Wolfgang Weingart said “Electronic equipment replaces neither Eyes, Hands, nor Heart.” One might also say, “Turtlenecks replace neither Eyes, Hands, nor Heart.” You’re spending too much time figuring out how to look like a designer, make work like a designer, and talk like a designer. Instead, you should be using your own eyes, hands, and heart to make good work.

I’ve met dozens of you who think you have a personal design philosophy, but the reality is that you haven’t worked long enough to have a design philosophy. You’ve had one or two jobs as a designer, while also kicking the tires as a freelancer, and you wax on like Jony Fucking Ive about design. How is that even possible? It’s possible because you’re copying Jony Ive. Maybe it’s not a turtleneck, maybe it’s v-neck like Jony, or you have trendy glasses and a DDC cap. It doesn’t matter, you need to face the music. You’re in a cover band.

On top of all the pretending, you don’t produce enough work. Riding that fixie has tricked you into thinking you can get where you want to be in your career by faking it. As a result, you’ve stopped working, and all of your energy is spent keeping up the facade. At some point you knew what designers did, and it’s likely the reason you fell in love with design. So let me remind you what real designers do.
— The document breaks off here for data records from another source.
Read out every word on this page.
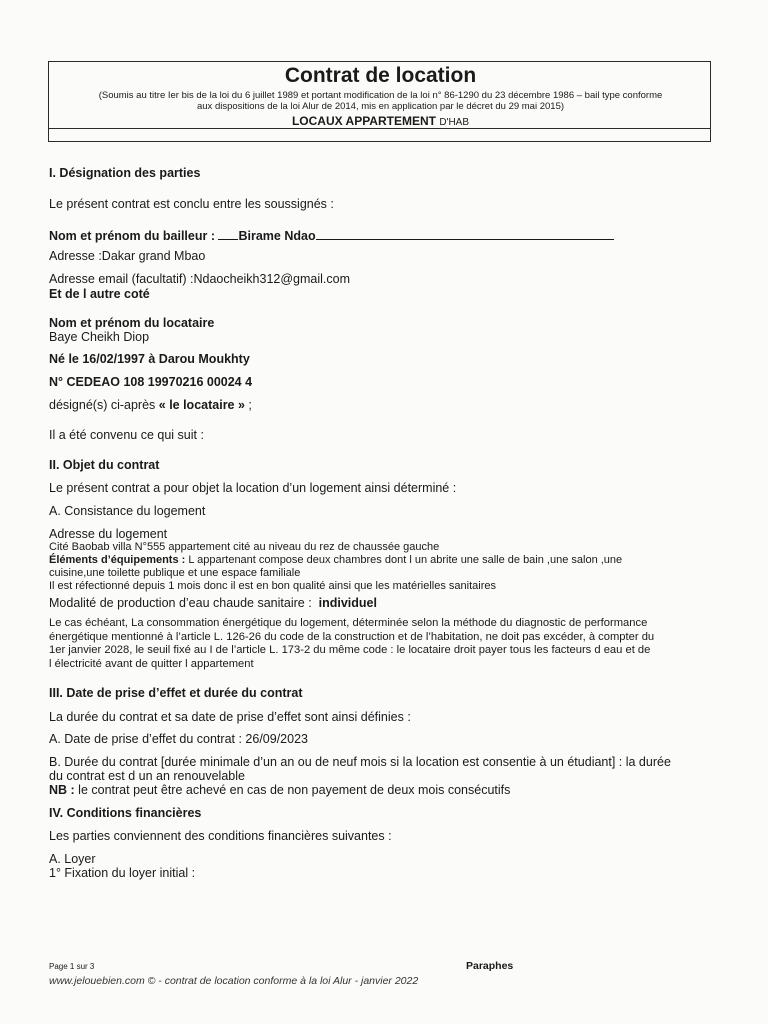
Contrat de location
(Soumis au titre Ier bis de la loi du 6 juillet 1989 et portant modification de la loi n° 86-1290 du 23 décembre 1986 – bail type conforme
aux dispositions de la loi Alur de 2014, mis en application par le décret du 29 mai 2015)
LOCAUX APPARTEMENT D'HAB
I. Désignation des parties
Le présent contrat est conclu entre les soussignés :
Nom et prénom du bailleur : Birame Ndao
Adresse :Dakar grand Mbao
Adresse email (facultatif) :Ndaocheikh312@gmail.com
Et de l autre coté
Nom et prénom du locataire
Baye Cheikh Diop
Né le 16/02/1997 à Darou Moukhty
N° CEDEAO 108 19970216 00024 4
désigné(s) ci-après « le locataire » ;
Il a été convenu ce qui suit :
II. Objet du contrat
Le présent contrat a pour objet la location d’un logement ainsi déterminé :
A. Consistance du logement
Adresse du logement
Cité Baobab villa N°555 appartement cité au niveau du rez de chaussée gauche
Éléments d’équipements : L appartenant compose deux chambres dont l un abrite une salle de bain ,une salon ,une
cuisine,une toilette publique et une espace familiale
Il est réfectionné depuis 1 mois donc il est en bon qualité ainsi que les matérielles sanitaires
Modalité de production d’eau chaude sanitaire : individuel
Le cas échéant, La consommation énergétique du logement, déterminée selon la méthode du diagnostic de performance
énergétique mentionné à l’article L. 126-26 du code de la construction et de l’habitation, ne doit pas excéder, à compter du
1er janvier 2028, le seuil fixé au I de l’article L. 173-2 du même code : le locataire droit payer tous les facteurs d eau et de
l électricité avant de quitter l appartement
III. Date de prise d’effet et durée du contrat
La durée du contrat et sa date de prise d’effet sont ainsi définies :
A. Date de prise d’effet du contrat : 26/09/2023
B. Durée du contrat [durée minimale d’un an ou de neuf mois si la location est consentie à un étudiant] : la durée
du contrat est d un an renouvelable
NB : le contrat peut être achevé en cas de non payement de deux mois consécutifs
IV. Conditions financières
Les parties conviennent des conditions financières suivantes :
A. Loyer
1° Fixation du loyer initial :
Page 1 sur 3	Paraphes
www.jelouebien.com © - contrat de location conforme à la loi Alur - janvier 2022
Designers solve problems. They create objects that people can touch, click, build on, admire, and even fall in love with. Designers fix things that are broken, build things that are new, and create systems for people to use.
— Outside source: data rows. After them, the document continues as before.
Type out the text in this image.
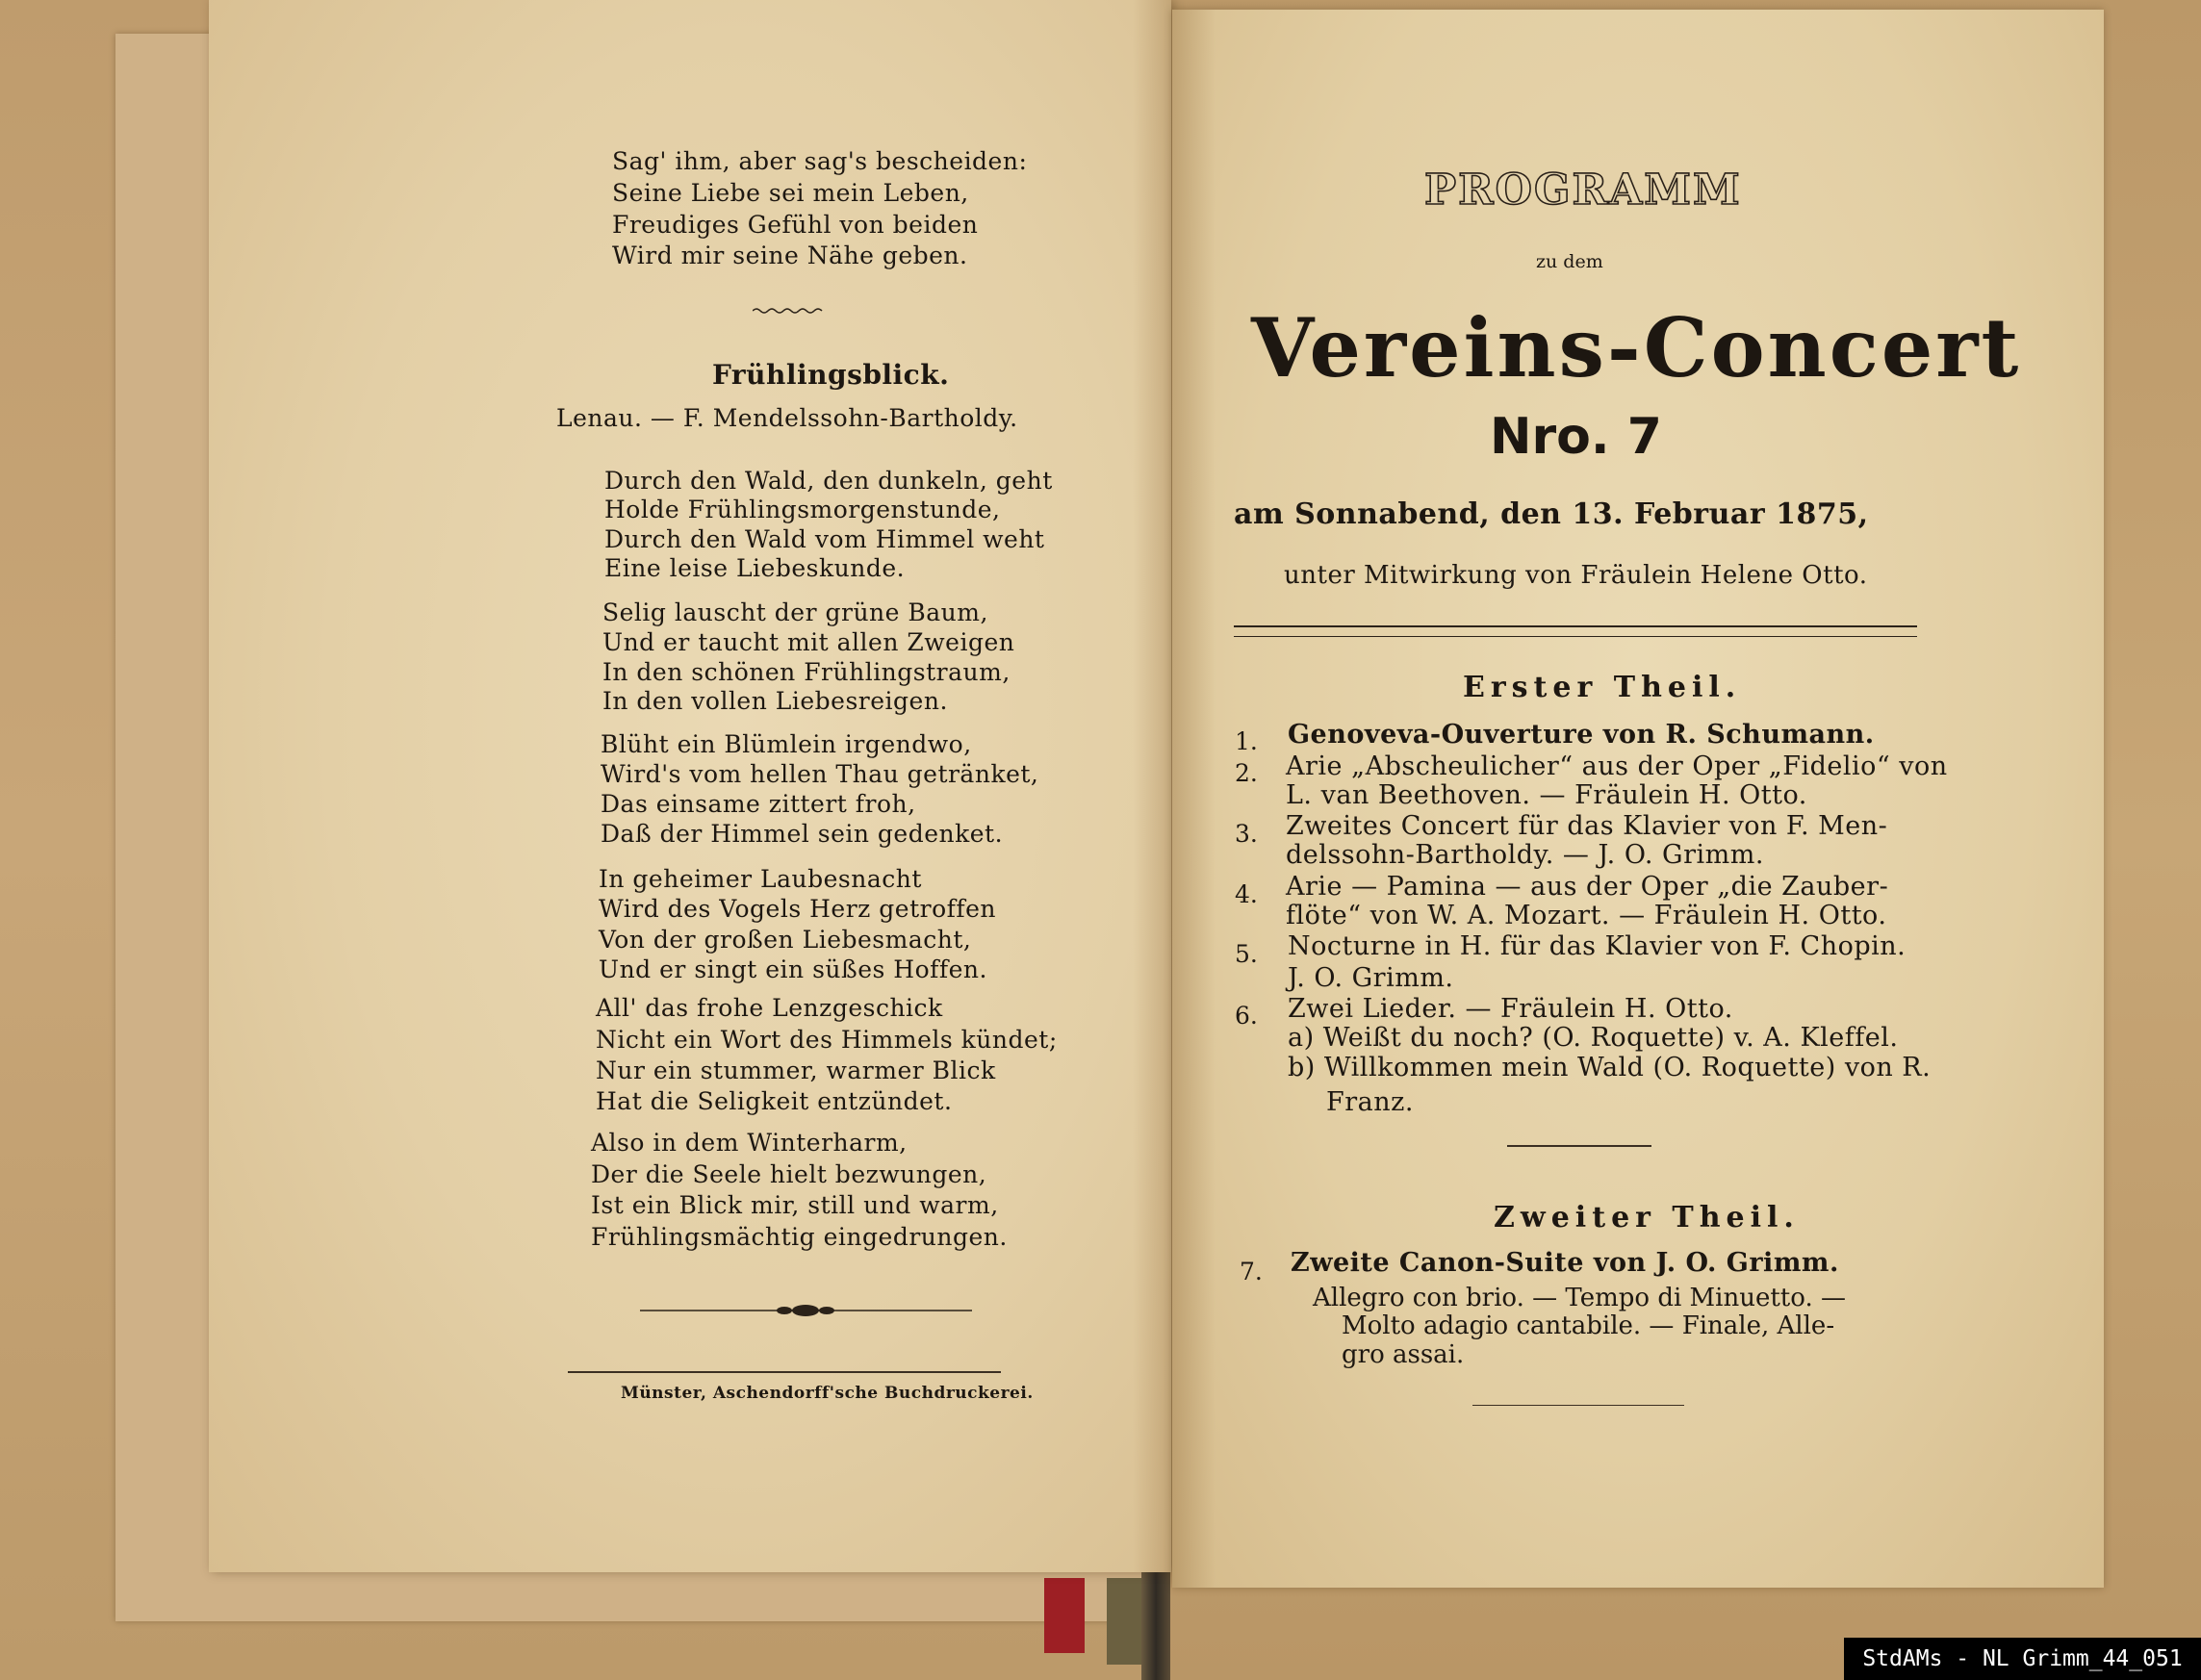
Sag' ihm, aber sag's bescheiden:
Seine Liebe sei mein Leben,
Freudiges Gefühl von beiden
Wird mir seine Nähe geben.
Frühlingsblick.
Lenau. — F. Mendelssohn-Bartholdy.
Durch den Wald, den dunkeln, geht
Holde Frühlingsmorgenstunde,
Durch den Wald vom Himmel weht
Eine leise Liebeskunde.
Selig lauscht der grüne Baum,
Und er taucht mit allen Zweigen
In den schönen Frühlingstraum,
In den vollen Liebesreigen.
Blüht ein Blümlein irgendwo,
Wird's vom hellen Thau getränket,
Das einsame zittert froh,
Daß der Himmel sein gedenket.
In geheimer Laubesnacht
Wird des Vogels Herz getroffen
Von der großen Liebesmacht,
Und er singt ein süßes Hoffen.
All' das frohe Lenzgeschick
Nicht ein Wort des Himmels kündet;
Nur ein stummer, warmer Blick
Hat die Seligkeit entzündet.
Also in dem Winterharm,
Der die Seele hielt bezwungen,
Ist ein Blick mir, still und warm,
Frühlingsmächtig eingedrungen.
Münster, Aschendorff'sche Buchdruckerei.
PROGRAMM
zu dem
Vereins-Concert
Nro. 7
am Sonnabend, den 13. Februar 1875,
unter Mitwirkung von Fräulein Helene Otto.
Erster Theil.
1. Genoveva-Ouverture von R. Schumann.
2. Arie „Abscheulicher“ aus der Oper „Fidelio“ von
L. van Beethoven. — Fräulein H. Otto.
3. Zweites Concert für das Klavier von F. Men-
delssohn-Bartholdy. — J. O. Grimm.
4. Arie — Pamina — aus der Oper „die Zauber-
flöte“ von W. A. Mozart. — Fräulein H. Otto.
5. Nocturne in H. für das Klavier von F. Chopin.
J. O. Grimm.
6. Zwei Lieder. — Fräulein H. Otto.
a) Weißt du noch? (O. Roquette) v. A. Kleffel.
b) Willkommen mein Wald (O. Roquette) von R.
Franz.
Zweiter Theil.
7. Zweite Canon-Suite von J. O. Grimm.
Allegro con brio. — Tempo di Minuetto. —
Molto adagio cantabile. — Finale, Alle-
gro assai.
StdAMs - NL Grimm_44_051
Instead of working, you’re likely wasting your time surfing the internet. This affects your entire life; sleeping habits, social activity, cleaning your dirty apartment, and of course work habits — 0.27 minutes of work for each minute spent surfing the internet to be exact. That’s a lot of wasted time.

“Wait a minute…” you say, “I’m learning about design, not just playing Facebook games. Hell man, I’m reading YOUR blog post on the trendiest time waster around!” Oh the irony. Just remember, every minute you spend watching conference videos, reading design pattern handbooks, and checking Sidebar is time you’ve NOT been designing.

The Italian Art Historian Giulio Carlo Argan said “Anyone who doesn’t design, accepts to be designed.” At the end of the day if you can’t point to something you’ve made, you’re not designing, you’re being designed. In fact, you should be making stacks and volumes of work (especially if you’re young). Instead you “follow” design trends, but all the dribbling, pinning, and tweeting makes you at best, a person with good taste.